In an Aug. 5 letter, AAP President Lee Savio Beers, MD, urged acting FDA acting Commissioner Janet Woodcock, MD, “to continue working aggressively toward authorizing safe and effective COVID-19 vaccines for children under age 12 as soon as possible” in light of data showing that cases among children had nearly doubled in the previous week.
“Simply stated, the delta variant has created a new and pressing risk to children and adolescents across this country, as it has also done for unvaccinated adults,” Beers wrote.
Beers asked Woodcock to consider accepting 2-month safety follow-up data for clinical trial participants rather than 6-month follow-up data in order to facilitate a faster authorization.
“Assuming that the 2-month safety data [do] not raise any new safety concerns and that immunogenicity data are supportive of use, we believe that this is sufficient for authorization in this and any other age group,” Beers wrote. “Waiting on a 6-month follow-up will significantly hinder the ability to reduce the spread of the hyperinfectious COVID-19 delta variant among this age group because it would add 4 additional months before an authorization decision can be considered.
“Based on the evidence from the over 340 million doses of COVID-19 [vaccine] administered to adults and adolescents aged 12 to17, as well as among adults 18 and older, there is no biological plausibility for serious adverse immunological or inflammatory events to occur more than 2 months after COVID-19 vaccine administration.”
Creech said clinical studies take additional time to identify the proper dose to get the right immune response with the fewest side effects.
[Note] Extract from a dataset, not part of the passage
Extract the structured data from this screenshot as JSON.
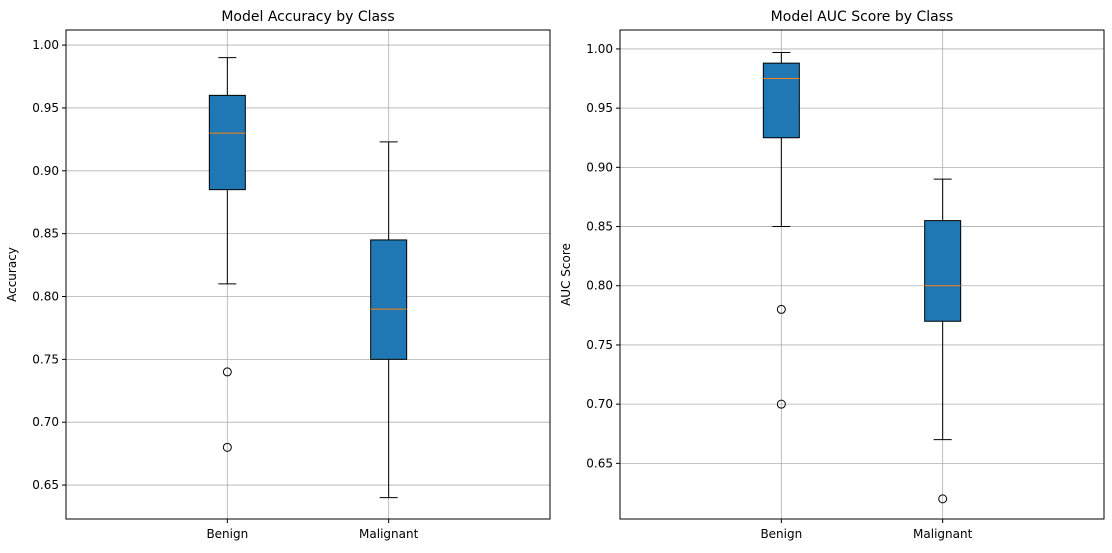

“I think the other piece of that is that we're spending a lot of time thinking about the side effect profiles that might be unique to children, such as multisystem inflammatory syndrome, or things like myocarditis,” Creech said. “And those studies that are underway are designed with those special side effects in mind, so that we can give parents a lot of confidence when the vaccine is recommended to that age group.”
According to the AAP, after declining in early summer, pediatric cases of COVID-19 have increased exponentially, with a more than fivefold increase in the past month, rising from about 38,000 cases during the week ending July 22 to nearly 204,000 during the week ending Aug. 26. COVID-19 has sent more than 19,000 children to the hospital.
References:
AAP. Children and COVID-19: State-level data report. https://www.aap.org/en/pages/2019-novel-coronavirus-covid-19-infections/children-and-covid-19-state-level-data-report/. Accessed August 31, 2021.
Beers, LS. Letter to Commissioner Woodcock. August 5, 2021.
Gottlieb, S. Face the Nation. August 29, 2021.